東京学芸大学の附属学校として、毎年150人以上の教育実習生を受け入れている附属竹早中学校。日本の教員養成制度における大切な役割を担っています。国立中学校としての使命や授業内容、受験に向けての心構えなどを、校長の下條隆嗣先生に聞きました。
国立中学校がどんな特長をもっているのか教えていただけますか。
国立中学校には大きな使命が二つあります。一つは「教育実習を行うための機関である」ということです。本校では、さまざまな教科において年間計150人ほどの教育実習生を受け入れています。もう一つは「実践的な教育研究を行う機関である」ということです。
大学との連携が密なことも特筆すべきことだと思います。たとえば学校内で何か問題が発生した場合の解決や生徒の心のケアなどは、大学の専門的な協力が得られます。
また、公立学校のモデル・基礎になるように、研究成果を公表することも大切な役割です。その他、公開研究会を開催したり、教科書を執筆したりする先生が多かったりと、いろいろな面で国全体の学校教育に貢献しているのではないかと思います。
年間150人もの教育実習生を受け入れるとなると、先生方のご負担も相当なものでしょうね。
教員一人に学生が6人ほどついて、9月に3週間、10月は2週間受け入れます。学生の所属する講座によっては、ほかの時期にも受け入れることがあります。確かに大変な面もありますが、教育実習は日本の教員養成制度における大切な過程です。そういう重要な役割を国立中学校は担っているのです。
いわゆる「受験して入る」という意味では、私立中学校と同じ位置付けに感じます。
「中学受験」という意味では、本校に入学する生徒全員が受験を経て入ってくるわけではありません。「小学生から中学生への発達段階の様子を見る教育研究」のために、附属小学校、たとえば隣接の竹早小学校から上がってくる生徒もいるからです。これを「連絡進学」と言います。
「附属中学校」と聞くと、たとえば私立の場合、系列の大学に進学できるケースもあるなど、「中学校に入れば大学まである程度の進学が保障されている」というイメージをもつ保護者も少なくありません。
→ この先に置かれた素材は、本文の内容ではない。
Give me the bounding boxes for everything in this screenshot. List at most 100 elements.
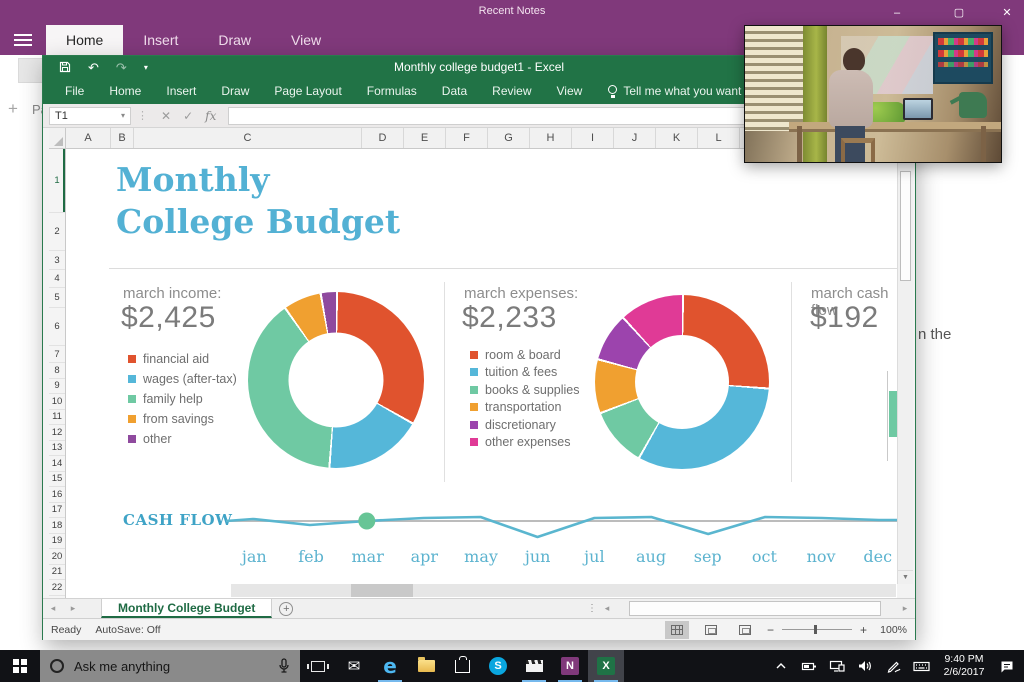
zoom-out-icon[interactable]: − <box>766 622 774 637</box>
minimize-icon[interactable]: – <box>893 6 901 19</box>
zoom-slider[interactable] <box>781 625 852 634</box>
close-icon[interactable]: ✕ <box>1002 7 1012 19</box>
row-header[interactable]: 16 <box>49 487 65 503</box>
qat-dropdown-icon[interactable]: ▾ <box>143 62 148 72</box>
insert-function-icon[interactable]: fx <box>205 108 217 123</box>
column-header[interactable]: A <box>66 128 111 148</box>
ribbon-tab[interactable]: Data <box>441 84 468 98</box>
cancel-icon[interactable]: ✕ <box>161 108 172 123</box>
new-sheet-button[interactable]: + <box>272 599 300 618</box>
horizontal-scrollbar[interactable] <box>231 584 896 597</box>
undo-icon[interactable]: ↶ <box>88 59 99 75</box>
row-header[interactable]: 7 <box>49 346 65 363</box>
tab-splitter-icon[interactable]: ⋮ <box>587 603 597 614</box>
row-header[interactable]: 19 <box>49 534 65 549</box>
taskbar-file-explorer[interactable] <box>408 650 444 682</box>
hamburger-menu-icon[interactable] <box>0 25 46 55</box>
column-header[interactable]: I <box>572 128 614 148</box>
worksheet-canvas[interactable]: Monthly College Budget march income: $2,… <box>66 149 897 598</box>
row-header[interactable]: 1 <box>49 149 65 213</box>
normal-view-button[interactable] <box>664 620 689 639</box>
display-network-icon[interactable] <box>824 650 850 682</box>
column-header[interactable]: B <box>111 128 134 148</box>
zoom-slider-thumb[interactable] <box>813 625 817 634</box>
vertical-scrollbar[interactable]: ▼ <box>897 149 913 584</box>
taskbar-onenote[interactable]: N <box>552 650 588 682</box>
sheet-horizontal-scrollbar[interactable] <box>621 601 893 616</box>
row-header[interactable]: 21 <box>49 565 65 580</box>
onenote-tab[interactable]: View <box>291 32 322 48</box>
column-header[interactable]: H <box>530 128 572 148</box>
ribbon-tab[interactable]: Insert <box>166 84 197 98</box>
vertical-scrollbar-thumb[interactable] <box>900 171 911 281</box>
row-header[interactable]: 11 <box>49 410 65 425</box>
taskbar-mail[interactable]: ✉ <box>336 650 372 682</box>
hscroll-right-icon[interactable]: ▸ <box>902 603 908 613</box>
column-header[interactable]: K <box>656 128 698 148</box>
select-all-corner[interactable] <box>49 128 66 148</box>
battery-icon[interactable] <box>796 650 822 682</box>
column-header[interactable]: G <box>488 128 530 148</box>
column-header[interactable]: F <box>446 128 488 148</box>
taskbar-store[interactable] <box>444 650 480 682</box>
row-header[interactable]: 22 <box>49 580 65 596</box>
column-header[interactable]: E <box>404 128 446 148</box>
row-header[interactable]: 20 <box>49 549 65 565</box>
cortana-search-box[interactable]: Ask me anything <box>40 650 300 682</box>
row-header[interactable]: 2 <box>49 213 65 251</box>
onenote-tab[interactable]: Insert <box>143 32 179 48</box>
taskbar-movies-tv[interactable] <box>516 650 552 682</box>
row-header[interactable]: 4 <box>49 270 65 288</box>
volume-icon[interactable] <box>852 650 878 682</box>
row-header[interactable]: 13 <box>49 441 65 456</box>
sheet-hscroll-thumb[interactable] <box>629 601 881 616</box>
row-header[interactable]: 3 <box>49 251 65 270</box>
ribbon-tab[interactable]: Review <box>492 84 532 98</box>
row-header[interactable]: 9 <box>49 379 65 394</box>
row-header[interactable]: 12 <box>49 425 65 441</box>
ribbon-tab[interactable]: Home <box>109 84 142 98</box>
ribbon-tab[interactable]: File <box>65 84 85 98</box>
enter-icon[interactable]: ✓ <box>183 108 194 123</box>
row-header[interactable]: 15 <box>49 472 65 487</box>
row-header[interactable]: 10 <box>49 394 65 410</box>
taskbar-excel[interactable]: X <box>588 650 624 682</box>
start-button[interactable] <box>0 650 40 682</box>
tell-me-box[interactable]: Tell me what you want to do <box>607 84 771 98</box>
horizontal-scrollbar-thumb[interactable] <box>351 584 413 597</box>
row-header[interactable]: 14 <box>49 456 65 472</box>
hscroll-left-icon[interactable]: ◂ <box>604 603 610 613</box>
ribbon-tab[interactable]: View <box>556 84 583 98</box>
task-view-button[interactable] <box>300 650 336 682</box>
touch-keyboard-icon[interactable] <box>908 650 934 682</box>
page-break-view-button[interactable] <box>733 621 757 639</box>
row-header[interactable]: 5 <box>49 288 65 308</box>
action-center-icon[interactable] <box>994 650 1020 682</box>
column-header[interactable]: J <box>614 128 656 148</box>
zoom-level[interactable]: 100% <box>880 623 907 636</box>
row-header[interactable]: 17 <box>49 503 65 518</box>
column-header[interactable]: L <box>698 128 740 148</box>
maximize-icon[interactable]: ▢ <box>953 7 965 19</box>
row-header[interactable]: 23 <box>49 596 65 598</box>
redo-icon[interactable]: ↷ <box>115 59 127 75</box>
onenote-tab[interactable]: Draw <box>218 32 252 48</box>
name-box[interactable]: T1 ▾ <box>49 106 131 125</box>
ribbon-tab[interactable]: Page Layout <box>274 84 342 98</box>
column-header[interactable]: C <box>134 128 362 148</box>
sheet-tab-active[interactable]: Monthly College Budget <box>101 599 273 618</box>
windows-ink-icon[interactable] <box>880 650 906 682</box>
video-player-window[interactable] <box>744 25 1002 163</box>
scroll-down-icon[interactable]: ▼ <box>898 570 913 584</box>
ribbon-tab[interactable]: Draw <box>221 84 250 98</box>
zoom-in-icon[interactable]: + <box>859 622 867 637</box>
row-header[interactable]: 18 <box>49 518 65 534</box>
sheet-nav-right-icon[interactable]: ▸ <box>70 603 76 613</box>
taskbar-edge[interactable]: e <box>372 650 408 682</box>
tray-chevron-up-icon[interactable] <box>768 650 794 682</box>
save-icon[interactable] <box>59 61 71 73</box>
column-header[interactable]: D <box>362 128 404 148</box>
taskbar-skype[interactable]: S <box>480 650 516 682</box>
microphone-icon[interactable] <box>278 658 290 674</box>
page-layout-view-button[interactable] <box>699 621 723 639</box>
その点では国立中学校の場合は、一部の附属学校を除いて違います。たとえば東京学芸大学の附属学校でも、小学校から中学校へ全員が連絡進学できるわけではありませんし、中学校から高校へも同様です。当然ながら大学へも受験をして入ることになります。
東京学芸大学の附属高校は、東京都世田谷区にある東京学芸大学附属高等学校の一校のみです。それに対して附属中学は4校(竹早・世田谷・小金井・大泉)ありますから、希望しても、全員が附属高校へ進めるというわけではありません。附属高への「内部枠」進学には試験が行われます。そのうち本校の場合は2007年(平成19年)度 167名中76名という実績です。
ただ、今年度から,これまで帰国子女を専門に受け入れてきた附属高校大泉校舎と、附属大泉中学校が統合・再編され、中高一貫教育を行う「東京学芸大学附属国際中等教育学校」ができました。この学校には中等教育の一貫として高校段階が含まれています。